National

Census 2016: IT experts say Bureau of Statistics should have expected website crash

Information Technology experts say a "limited budget" and concerns about keeping data in Australia could have catastrophically combined to bring the Bureau of Statistics census website grinding to a halt on Tuesday night.

The websites for the Census and the Australian Bureau of Statistics went down about 8pm on Tuesday, with the agency saying on Twitter it expected them to remain down until at least Wednesday morning. An estimated 16 million people were expected to log on to complete the census on Tuesday.

More News Videos

ABS says website hacked

Australian Bureau of Statistics chief David Kalisch tells ABC radio its website was attacked four times on census night. Audio: ABC.

Paul Brebner, a Canberra-based software performance expert who is familiar with large-scale public sector websites, said the Bureau of Statistics was prepared for 1 million people to be online simultaneously. However, he performed his own calculations and said they should have been ready for 3 million simultaneous users between the hours of 6pm and midnight.

"You can't assume a uniform load across the 24 hours," he said. "If they were expecting 16 million people over 24 hours, that would be okay, but that's not how loads on websites work at all. There's often one very big spike, and it's hard to see how long it will stay in that level."

The Census website crashed as an  estimated 16 million people tried to log on on Tuesday.
The Census website crashed as an estimated 16 million people tried to log on on Tuesday. 

Mr Brebner said such projects were often done on "limited budgets and very short time constraints", which would have taken a toll.

"I noticed a lot of comments on Twitter were saying 'why didn't they use Amazon Web Services [cloud computing] or something'. I guess with all the media discussion in the past week, with the privacy and the name retention and stuff, is probably the answer to that point.

Advertisement

"They certainly couldn't be using a multinational public cloud to be hosting it, so that limits your options. Then you've got to have the resources yourself to scale up, and that takes time and money unfortunately."

Census was delivered by technology company IBM using its Australian SoftLayer cloud. Figures from the Australian Government's procurement agency AusTender show IBM was paid $9,606,725 in 2014 to design, develop and implement the "eCensus".

Melbourne-based company Revolution IT has also been paid $378,332 by the Australian Bureau of Statistics since January 11 for IT consulting and 'load testing' on the census and agricultural census.

'Load testing' is a process intended to ensure a website can handle a high volume of simultaneous users without crashing. Fairfax Media has contacted Revolution IT for comment.

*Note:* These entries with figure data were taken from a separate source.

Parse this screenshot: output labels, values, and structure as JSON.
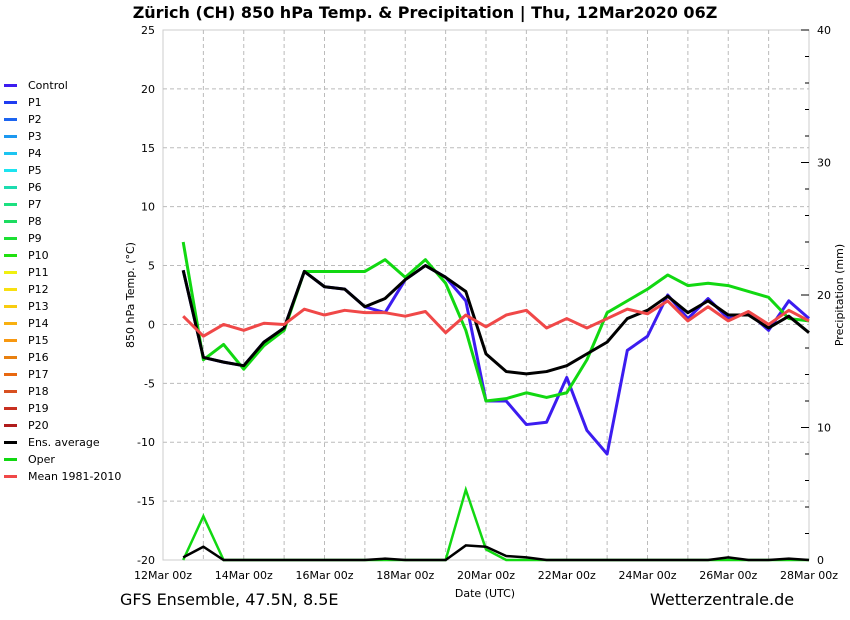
{
  "chart_data": {
    "type": "line",
    "title": "Zürich  (CH)  850 hPa Temp. & Precipitation | Thu, 12Mar2020 06Z",
    "xlabel": "Date (UTC)",
    "ylabel": "850 hPa Temp. (°C)",
    "y2label": "Precipitation (mm)",
    "ylim": [
      -20,
      25
    ],
    "y2lim": [
      0,
      40
    ],
    "xlim_days": [
      0,
      16
    ],
    "grid": true,
    "legend_position": "left-outside",
    "x_tick_labels": [
      "12Mar 00z",
      "14Mar 00z",
      "16Mar 00z",
      "18Mar 00z",
      "20Mar 00z",
      "22Mar 00z",
      "24Mar 00z",
      "26Mar 00z",
      "28Mar 00z"
    ],
    "y_ticks": [
      -20,
      -15,
      -10,
      -5,
      0,
      5,
      10,
      15,
      20,
      25
    ],
    "y2_ticks": [
      0,
      10,
      20,
      30,
      40
    ],
    "x_days": [
      0.5,
      1,
      1.5,
      2,
      2.5,
      3,
      3.5,
      4,
      4.5,
      5,
      5.5,
      6,
      6.5,
      7,
      7.5,
      8,
      8.5,
      9,
      9.5,
      10,
      10.5,
      11,
      11.5,
      12,
      12.5,
      13,
      13.5,
      14,
      14.5,
      15,
      15.5,
      16
    ],
    "series": [
      {
        "name": "Control",
        "color": "#3c1cf0",
        "width": 3,
        "values": [
          4.6,
          -2.8,
          -3.2,
          -3.5,
          -1.5,
          -0.3,
          4.5,
          3.2,
          3.0,
          1.5,
          1.0,
          3.8,
          5.0,
          4.0,
          2.0,
          -6.5,
          -6.5,
          -8.5,
          -8.3,
          -4.5,
          -9,
          -11,
          -2.2,
          -1,
          2.5,
          0.5,
          2.2,
          0.5,
          1.0,
          -0.5,
          2.0,
          0.5
        ]
      },
      {
        "name": "Oper",
        "color": "#11d811",
        "width": 3,
        "values": [
          7,
          -3,
          -1.7,
          -3.8,
          -1.8,
          -0.5,
          4.5,
          4.5,
          4.5,
          4.5,
          5.5,
          4,
          5.5,
          3.5,
          -0.5,
          -6.5,
          -6.3,
          -5.8,
          -6.2,
          -5.8,
          -3,
          1,
          2,
          3,
          4.2,
          3.3,
          3.5,
          3.3,
          2.8,
          2.3,
          0.5,
          0.3
        ]
      },
      {
        "name": "Ens. average",
        "color": "#000000",
        "width": 3,
        "values": [
          4.6,
          -2.8,
          -3.2,
          -3.5,
          -1.5,
          -0.3,
          4.5,
          3.2,
          3.0,
          1.5,
          2.2,
          3.8,
          5.0,
          4.0,
          2.8,
          -2.5,
          -4.0,
          -4.2,
          -4.0,
          -3.5,
          -2.5,
          -1.5,
          0.5,
          1.2,
          2.4,
          1.0,
          2.0,
          0.8,
          0.8,
          -0.3,
          0.7,
          -0.7
        ]
      },
      {
        "name": "Mean 1981-2010",
        "color": "#f04848",
        "width": 3,
        "values": [
          0.7,
          -1,
          0,
          -0.5,
          0.1,
          0,
          1.3,
          0.8,
          1.2,
          1,
          1,
          0.7,
          1.1,
          -0.7,
          0.8,
          -0.2,
          0.8,
          1.2,
          -0.3,
          0.5,
          -0.3,
          0.5,
          1.3,
          0.9,
          2,
          0.3,
          1.5,
          0.3,
          1.1,
          0,
          1.2,
          0.3
        ]
      }
    ],
    "precip_series": [
      {
        "name": "Oper",
        "color": "#11d811",
        "values": [
          0,
          3.3,
          0,
          0,
          0,
          0,
          0,
          0,
          0,
          0,
          0,
          0,
          0,
          0,
          5.3,
          0.8,
          0,
          0,
          0,
          0,
          0,
          0,
          0,
          0,
          0,
          0,
          0,
          0,
          0,
          0,
          0,
          0
        ]
      },
      {
        "name": "Ens. average",
        "color": "#000000",
        "values": [
          0.2,
          1,
          0,
          0,
          0,
          0,
          0,
          0,
          0,
          0,
          0.1,
          0,
          0,
          0,
          1.1,
          1,
          0.3,
          0.2,
          0,
          0,
          0,
          0,
          0,
          0,
          0,
          0,
          0,
          0.2,
          0,
          0,
          0.1,
          0
        ]
      }
    ],
    "legend": [
      {
        "label": "Control",
        "color": "#3c1cf0"
      },
      {
        "label": "P1",
        "color": "#1f3cf0"
      },
      {
        "label": "P2",
        "color": "#1c64f0"
      },
      {
        "label": "P3",
        "color": "#1c98f0"
      },
      {
        "label": "P4",
        "color": "#1cc4f0"
      },
      {
        "label": "P5",
        "color": "#1ce4f0"
      },
      {
        "label": "P6",
        "color": "#1cdcb0"
      },
      {
        "label": "P7",
        "color": "#1ce080"
      },
      {
        "label": "P8",
        "color": "#1cdc60"
      },
      {
        "label": "P9",
        "color": "#1ce034"
      },
      {
        "label": "P10",
        "color": "#20e010"
      },
      {
        "label": "P11",
        "color": "#f0f010"
      },
      {
        "label": "P12",
        "color": "#f8e010"
      },
      {
        "label": "P13",
        "color": "#f8cc10"
      },
      {
        "label": "P14",
        "color": "#f8b010"
      },
      {
        "label": "P15",
        "color": "#f89810"
      },
      {
        "label": "P16",
        "color": "#e88010"
      },
      {
        "label": "P17",
        "color": "#e86810"
      },
      {
        "label": "P18",
        "color": "#d85020"
      },
      {
        "label": "P19",
        "color": "#c83020"
      },
      {
        "label": "P20",
        "color": "#b01c1c"
      },
      {
        "label": "Ens. average",
        "color": "#000000"
      },
      {
        "label": "Oper",
        "color": "#11d811"
      },
      {
        "label": "Mean 1981-2010",
        "color": "#f04848"
      }
    ]
  },
  "footer": {
    "left": "GFS Ensemble, 47.5N, 8.5E",
    "right": "Wetterzentrale.de"
  }
}
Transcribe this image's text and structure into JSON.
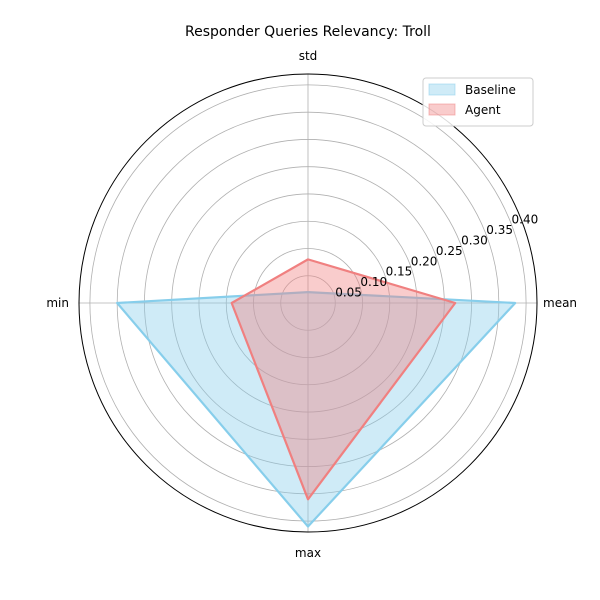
{
  "chart_data": {
    "type": "radar",
    "title": "Responder Queries Relevancy: Troll",
    "axes": [
      "mean",
      "std",
      "min",
      "max"
    ],
    "rlim": [
      0,
      0.42
    ],
    "r_ticks": [
      0.05,
      0.1,
      0.15,
      0.2,
      0.25,
      0.3,
      0.35,
      0.4
    ],
    "r_tick_labels": [
      "0.05",
      "0.10",
      "0.15",
      "0.20",
      "0.25",
      "0.30",
      "0.35",
      "0.40"
    ],
    "grid": true,
    "legend_position": "top-right",
    "series": [
      {
        "name": "Baseline",
        "values": [
          0.38,
          0.02,
          0.35,
          0.41
        ],
        "line_color": "#87ceeb",
        "fill_color": "#87ceeb",
        "fill_opacity": 0.4
      },
      {
        "name": "Agent",
        "values": [
          0.27,
          0.08,
          0.14,
          0.36
        ],
        "line_color": "#f08080",
        "fill_color": "#f08080",
        "fill_opacity": 0.4
      }
    ]
  }
}
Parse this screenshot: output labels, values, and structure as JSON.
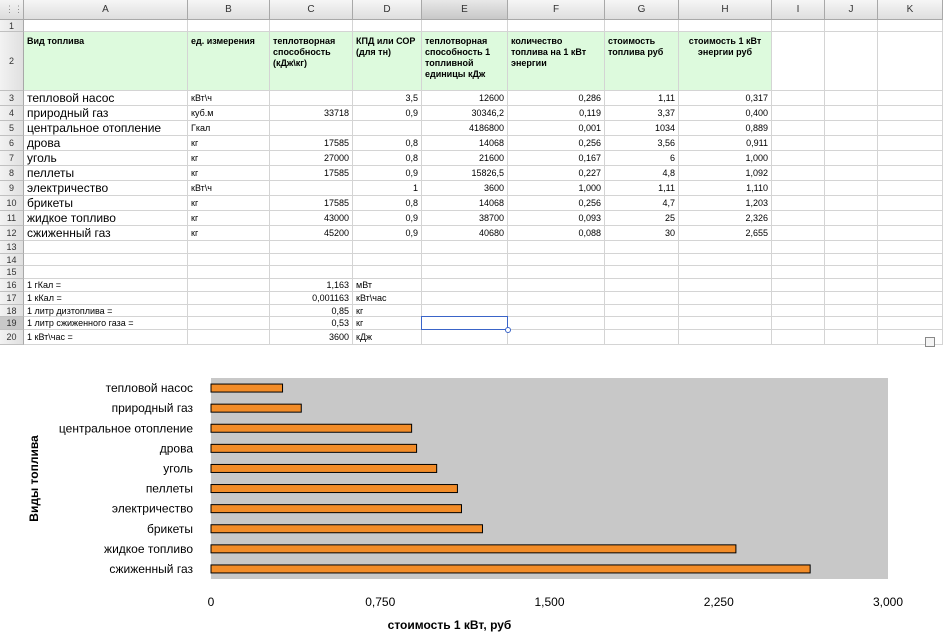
{
  "sheet": {
    "columns": [
      "A",
      "B",
      "C",
      "D",
      "E",
      "F",
      "G",
      "H",
      "I",
      "J",
      "K"
    ],
    "selected_column": "E",
    "selected_row": "19",
    "header_row": {
      "a": "Вид топлива",
      "b": "ед. измерения",
      "c": "теплотворная способность (кДж\\кг)",
      "d": "КПД или СОР (для тн)",
      "e": "теплотворная способность 1 топливной единицы кДж",
      "f": "количество топлива на 1 кВт энергии",
      "g": "стоимость топлива руб",
      "h": "стоимость 1 кВт энергии руб"
    },
    "rows": [
      {
        "n": "3",
        "a": "тепловой насос",
        "b": "кВт\\ч",
        "c": "",
        "d": "3,5",
        "e": "12600",
        "f": "0,286",
        "g": "1,11",
        "h": "0,317"
      },
      {
        "n": "4",
        "a": "природный газ",
        "b": "куб.м",
        "c": "33718",
        "d": "0,9",
        "e": "30346,2",
        "f": "0,119",
        "g": "3,37",
        "h": "0,400"
      },
      {
        "n": "5",
        "a": "центральное отопление",
        "b": "Гкал",
        "c": "",
        "d": "",
        "e": "4186800",
        "f": "0,001",
        "g": "1034",
        "h": "0,889"
      },
      {
        "n": "6",
        "a": "дрова",
        "b": "кг",
        "c": "17585",
        "d": "0,8",
        "e": "14068",
        "f": "0,256",
        "g": "3,56",
        "h": "0,911"
      },
      {
        "n": "7",
        "a": "уголь",
        "b": "кг",
        "c": "27000",
        "d": "0,8",
        "e": "21600",
        "f": "0,167",
        "g": "6",
        "h": "1,000"
      },
      {
        "n": "8",
        "a": "пеллеты",
        "b": "кг",
        "c": "17585",
        "d": "0,9",
        "e": "15826,5",
        "f": "0,227",
        "g": "4,8",
        "h": "1,092"
      },
      {
        "n": "9",
        "a": "электричество",
        "b": "кВт\\ч",
        "c": "",
        "d": "1",
        "e": "3600",
        "f": "1,000",
        "g": "1,11",
        "h": "1,110"
      },
      {
        "n": "10",
        "a": "брикеты",
        "b": "кг",
        "c": "17585",
        "d": "0,8",
        "e": "14068",
        "f": "0,256",
        "g": "4,7",
        "h": "1,203"
      },
      {
        "n": "11",
        "a": "жидкое топливо",
        "b": "кг",
        "c": "43000",
        "d": "0,9",
        "e": "38700",
        "f": "0,093",
        "g": "25",
        "h": "2,326"
      },
      {
        "n": "12",
        "a": "сжиженный газ",
        "b": "кг",
        "c": "45200",
        "d": "0,9",
        "e": "40680",
        "f": "0,088",
        "g": "30",
        "h": "2,655"
      }
    ],
    "notes": [
      {
        "n": "16",
        "a": "1 гКал =",
        "c": "1,163",
        "d": "мВт"
      },
      {
        "n": "17",
        "a": "1 кКал =",
        "c": "0,001163",
        "d": "кВт\\час"
      },
      {
        "n": "18",
        "a": "1 литр дизтоплива =",
        "c": "0,85",
        "d": "кг"
      },
      {
        "n": "19",
        "a": "1 литр сжиженного газа =",
        "c": "0,53",
        "d": "кг"
      },
      {
        "n": "20",
        "a": "1 кВт\\час =",
        "c": "3600",
        "d": "кДж"
      }
    ],
    "empty_rows": [
      "1",
      "13",
      "14",
      "15"
    ]
  },
  "chart_data": {
    "type": "bar",
    "orientation": "horizontal",
    "categories": [
      "тепловой насос",
      "природный газ",
      "центральное отопление",
      "дрова",
      "уголь",
      "пеллеты",
      "электричество",
      "брикеты",
      "жидкое топливо",
      "сжиженный газ"
    ],
    "values": [
      0.317,
      0.4,
      0.889,
      0.911,
      1.0,
      1.092,
      1.11,
      1.203,
      2.326,
      2.655
    ],
    "xlim": [
      0,
      3
    ],
    "ticks": [
      0,
      0.75,
      1.5,
      2.25,
      3
    ],
    "tick_labels": [
      "0",
      "0,750",
      "1,500",
      "2,250",
      "3,000"
    ],
    "xlabel": "стоимость 1 кВт,  руб",
    "ylabel": "Виды топлива",
    "bar_color": "#f28c28",
    "plot_bg": "#c8c8c8",
    "legend": "none",
    "grid": false
  }
}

Glenn Drew, the CEO of IT firm Squizz – which deals with eCommerce sites with high volumes of customers – said it would have taken "very serious and sophisticated" software to successfully deliver the census, and $10 million may not have been enough to pull it off.

"The IBM web sphere technology upon which the 2016 Census is built has not been battle tested and most likely contains inefficient and bloated code," he said.

"DNS errors, HTTP errors [and] unknown error codes highlight the poor quality of software engineering within.

"$9.6 million sounds like a lot but in reality it is 90 people working on the system for one year. Break that up into admin, operations, software design, architecture, development, testing and go live, [and] this is a fairly limited budget for such a large-scale project."

Mr Drew said the Government needed to learn a lesson from what has been branded the "#CensusFail".

"The ABS will blame IBM, IBM will blame the ABS and both parties will blame the Government," he said.

"In reality, it's very difficult to find quality talent to pull off a project like this. I can only hope our industry and government take note of this disaster and scrutinise the talent and technology they are employing."

On social media, some people began pointing fingers at IBM, which was also behind the implementation of an unsuccessful statewide government payroll system in Queensland. ​

However, some said the Bureau of Statistics might also be to blame. In 2015, then-Treasurer Joe Hockey said the Bureau's IT infrastructure was "highly vulnerable to failure and error".

"Critical IT infrastructure has components that are over 30 years old," he said in a statement. "One in three applications are classed as unreliable, with issues occurring daily or weekly."